Will long-read sequencing entirely displace short-read sequencing? In our opinion, the long-term prospects are high, especially if a few key challenges are addressed.

At the molecular level, sample preparation for long-read sequencing is more demanding than for short reads, especially to extract high-molecular-weight DNA to enable the longest read lengths. However, the protocols have substantially improved, and for many applications the requirements are manageable: for example, genome resequencing requires a few micrograms of modest read length (≤50 kbp) to capture the majority of variation. For short-molecule and count-based assays (for example, cell-free DNA, copy number variation analysis, RNA-seq or metagenomics), short-molecule nanopore sequencing is emerging as a competitive alternative to short-read sequencing.

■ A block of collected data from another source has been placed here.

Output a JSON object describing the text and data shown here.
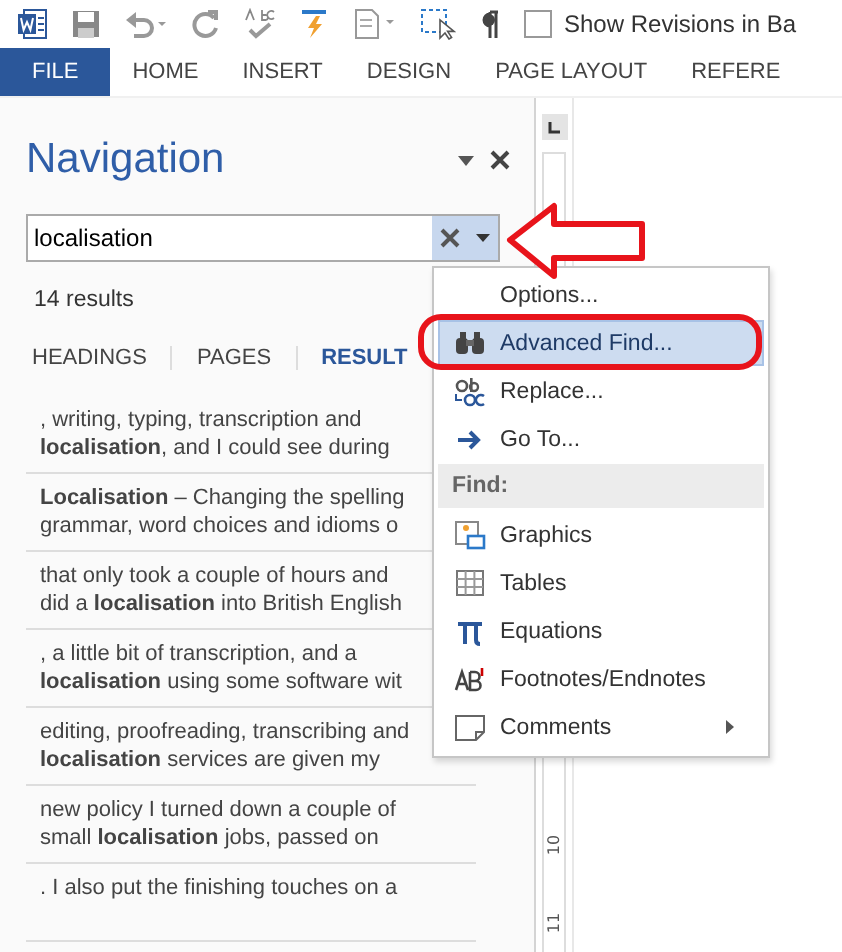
{
  "toolbar": {
    "checkbox": {
      "label": "Show Revisions in Ba",
      "checked": false
    }
  },
  "ribbon_tabs": [
    {
      "label": "FILE",
      "selected": true
    },
    {
      "label": "HOME",
      "selected": false
    },
    {
      "label": "INSERT",
      "selected": false
    },
    {
      "label": "DESIGN",
      "selected": false
    },
    {
      "label": "PAGE LAYOUT",
      "selected": false
    },
    {
      "label": "REFERE",
      "selected": false
    }
  ],
  "navigation": {
    "title": "Navigation",
    "search": {
      "value": "localisation"
    },
    "results_count": "14 results",
    "tabs": [
      {
        "label": "HEADINGS",
        "selected": false
      },
      {
        "label": "PAGES",
        "selected": false
      },
      {
        "label": "RESULT",
        "selected": true
      }
    ],
    "results": [
      {
        "lines": [
          ", writing, typing, transcription and",
          "**localisation**, and I could see during"
        ]
      },
      {
        "lines": [
          "**Localisation** – Changing the spelling",
          "grammar, word choices and idioms o"
        ]
      },
      {
        "lines": [
          "that only took a couple of hours and",
          "did a **localisation** into British English"
        ]
      },
      {
        "lines": [
          ", a little bit of transcription, and a",
          "**localisation** using some software wit"
        ]
      },
      {
        "lines": [
          "editing, proofreading, transcribing and",
          "**localisation** services are given my"
        ]
      },
      {
        "lines": [
          "new policy I turned down a couple of",
          "small **localisation** jobs, passed on"
        ]
      },
      {
        "lines": [
          ". I also put the finishing touches on a"
        ]
      }
    ]
  },
  "menu": {
    "items": [
      {
        "kind": "item",
        "label": "Options...",
        "selected": false,
        "submenu": false
      },
      {
        "kind": "item",
        "label": "Advanced Find...",
        "selected": true,
        "submenu": false
      },
      {
        "kind": "item",
        "label": "Replace...",
        "selected": false,
        "submenu": false
      },
      {
        "kind": "item",
        "label": "Go To...",
        "selected": false,
        "submenu": false
      },
      {
        "kind": "header",
        "label": "Find:"
      },
      {
        "kind": "item",
        "label": "Graphics",
        "selected": false,
        "submenu": false
      },
      {
        "kind": "item",
        "label": "Tables",
        "selected": false,
        "submenu": false
      },
      {
        "kind": "item",
        "label": "Equations",
        "selected": false,
        "submenu": false
      },
      {
        "kind": "item",
        "label": "Footnotes/Endnotes",
        "selected": false,
        "submenu": false
      },
      {
        "kind": "item",
        "label": "Comments",
        "selected": false,
        "submenu": true
      }
    ]
  },
  "ruler": {
    "labels": [
      "10",
      "11"
    ]
  }
}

Computationally, further advances in base calling are needed to robustly identify variations, especially in a clinical context. The high-accuracy modes of long-read platforms are promising, but the error characteristics are not as well understood and the platforms are currently throughput limited: HiFi by the relatively limited number of DNA molecules that can be read at once per SMRT cell, ONT by the relatively low yield of high-accuracy duplex versus lower-quality single-pass reads. Throughput can be offset by pricing, although short-read sequencing is cheaper, especially considering that the introduction of the Illumina NovaSeq X in fall 2022 has reduced the reagent cost for a 30× human genome to ~$200 while the best pricing for ONT is ~$600 (PromethION) and that of PacBio is ~$995 (Revio).

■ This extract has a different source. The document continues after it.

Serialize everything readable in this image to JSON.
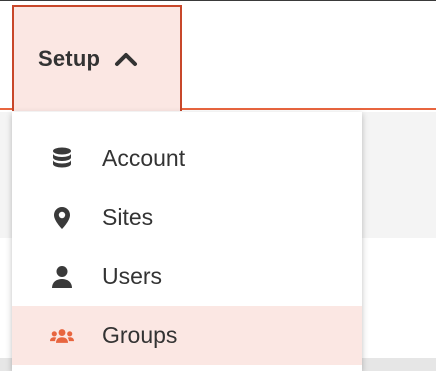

Finally, and perhaps most importantly, researchers need to continually demonstrate the biological and medical advantages of long reads over short reads. The human T2T project and ultra-fast clinical diagnostics are universally praised, but they are just the beginning of potential applications. We still need faster, more accurate genome assemblies and annotations, along with more accurate and complete detection of genomic variation, isoform diversity and epigenomic modifications. Moreover, we need new assays that exploit the unique powers of long reads, such as the simultaneous detection of genomic variation, methylation and chromatin status in a single read.

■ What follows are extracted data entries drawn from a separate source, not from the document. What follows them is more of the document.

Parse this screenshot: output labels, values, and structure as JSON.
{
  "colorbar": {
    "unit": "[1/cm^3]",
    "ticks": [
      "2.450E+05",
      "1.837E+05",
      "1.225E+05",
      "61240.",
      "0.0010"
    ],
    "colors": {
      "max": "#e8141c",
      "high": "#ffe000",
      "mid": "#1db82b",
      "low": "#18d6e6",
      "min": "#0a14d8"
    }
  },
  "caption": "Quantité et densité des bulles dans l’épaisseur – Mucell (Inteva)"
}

Ultimately, genomics is advancing beyond the analysis of individual genomes or individual samples to population-wide analyses whereby many genomes and many datasets are compared to each other. This era of pan-genomics will be anchored in graph genomes, where similarities and differences between genomes can be concisely represented and mined to explore distant homology. Methods that can jointly analyze long-read and short-read datasets are very important to exploit the huge number of short-read datasets available. In parallel, we anticipate a rise in machine learning and deep learning, building on the breakthrough algorithms recently published for base calling, variation identification, splicing prediction, chromatin analysis, repeat annotation and related techniques. These approaches require large, harmonized training data and extensive computational resources, such as cloud computing systems like Galaxy and AnVIL. Our collective goal is to make reliable predictions about a sample’s phenotype directly from sequence data. We are confident that major strides will be made in the coming years powered by long reads.